3.3 Editing Profiles

Novell AppArmor enables you to manually edit Novell AppArmor profiles by adding, editing, or deleting entries. To edit a profile, proceed as follows:

  1. Start YaST and select Novell AppArmor > Edit Profile .

    Choose profile to edit

  2. From the list of profiled applications, select the profile to edit.

  3. Click Next. The AppArmor Profile Dialog window displays the profile.

    AppArmor profile dialog

  4. In the AppArmor Profile Dialog window, you can add, edit, or delete Novell AppArmor profile entries by clicking the corresponding buttons and referring to Adding an Entry, Editing an Entry, or Deleting an Entry.

  5. When you are finished, click Done.

  6. In the pop-up that appears, click Yes to confirm your changes to the profile and reload the AppArmor profile set.

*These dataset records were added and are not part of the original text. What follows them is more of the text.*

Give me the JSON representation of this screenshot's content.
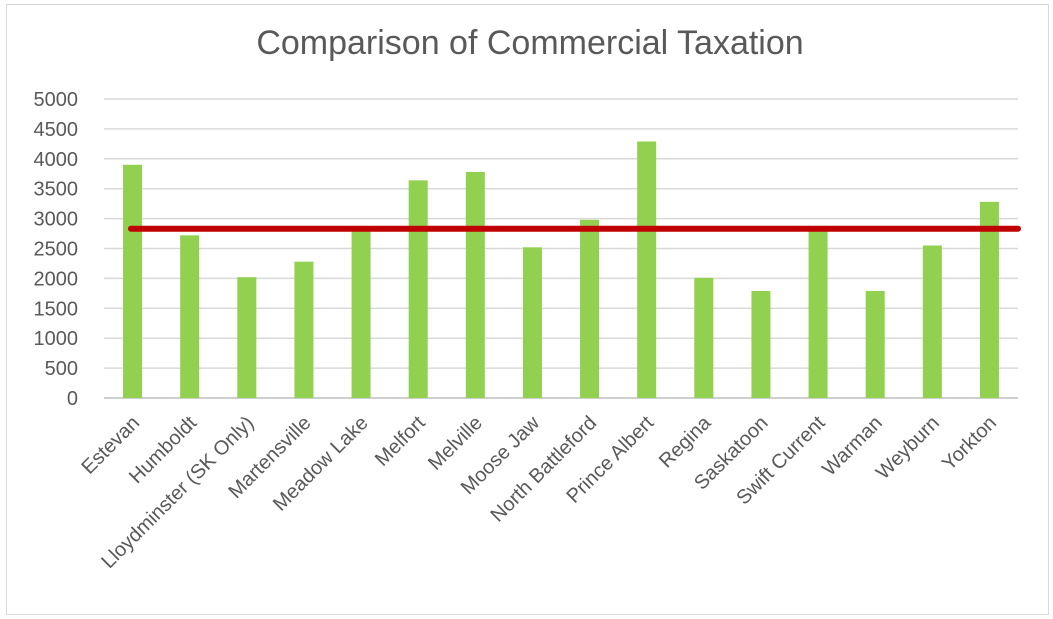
{
  "chart_data": {
    "type": "bar",
    "title": "Comparison of Commercial Taxation",
    "categories": [
      "Estevan",
      "Humboldt",
      "Lloydminster (SK Only)",
      "Martensville",
      "Meadow Lake",
      "Melfort",
      "Melville",
      "Moose Jaw",
      "North Battleford",
      "Prince Albert",
      "Regina",
      "Saskatoon",
      "Swift Current",
      "Warman",
      "Weyburn",
      "Yorkton"
    ],
    "values": [
      3900,
      2720,
      2020,
      2280,
      2830,
      3640,
      3780,
      2520,
      2980,
      4290,
      2010,
      1790,
      2830,
      1790,
      2550,
      3280
    ],
    "reference_line": 2830,
    "ylim": [
      0,
      5000
    ],
    "yticks": [
      "0",
      "500",
      "1000",
      "1500",
      "2000",
      "2500",
      "3000",
      "3500",
      "4000",
      "4500",
      "5000"
    ],
    "grid": true,
    "legend": "none",
    "colors": {
      "bar": "#92d050",
      "reference_line": "#c00000"
    }
  }
}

HINT: Syntax Checking in AppArmor

AppArmor contains a syntax check that will notify you of any syntax errors in profiles you are trying to process with the YaST AppArmor tools. Should an error occur, edit the respective profile manually as root and reload the profile set with the rcapparmor reload command.

3.3.1 Adding an Entry

The Add Entry option can be found in Section 3.2, Manually Adding a Profile or Section 3.3, Editing Profiles. When you select Add Entry, a drop-down list displays the types of entries you can add to the Novell AppArmor profile.

From the list, select one of the following:

File

In the pop-up window, specify the absolute path of a file, including the type of access permitted. When finished, click OK.

You can use globbing if necessary. For globbing information, refer to Section 4.7, Pathnames and Globbing. For file access permission information, refer to Section 4.8, File Permission Access Modes.

Select a file to add
Directory

In the pop-up window, specify the absolute path of a directory, including the type of access permitted. You can use globbing if necessary. When finished, click OK.

For globbing information, refer to Section 4.7, Pathnames and Globbing. For file access permission information, refer to Section 4.8, File Permission Access Modes.

Select a directory to add
Capability

In the pop-up window, select the appropriate capabilities. These are statements that enable each of the 32 POSIX.1e capabilities. Refer to Section 2.1, Breaking a Novell AppArmor Profile into Its Parts for more information about capabilities. When finished making your selections, click OK.

Select capabilities
Include

In the pop-up window, browse to the files to use as includes. Includes are directives that pull in components of other Novell AppArmor profiles to simplify profiles. For more information, refer to Section 2.2, #include Statements.

Select includes
Hat

In the pop-up window, specify the name of the subprofile (hat) to add to your current profile and click Create Hat. For more information, refer to Section 5.0, Profiling Your Web Applications Using ChangeHat.

3.3.2 Editing an Entry

When you select Edit Entry, the file browser pop-up window opens. From here, you can edit the selected entry.

In the pop-up window, specify the absolute path of a file, including the type of access permitted. You can use globbing if necessary. When finished, click OK.

Edit an entry

For globbing information, refer to Section 4.7, Pathnames and Globbing. For file access permission information, refer to Section 4.8, File Permission Access Modes.

3.3.3 Deleting an Entry

To delete an entry in a given profile, select Delete Entry. Novell AppArmor removes the selected profile entry.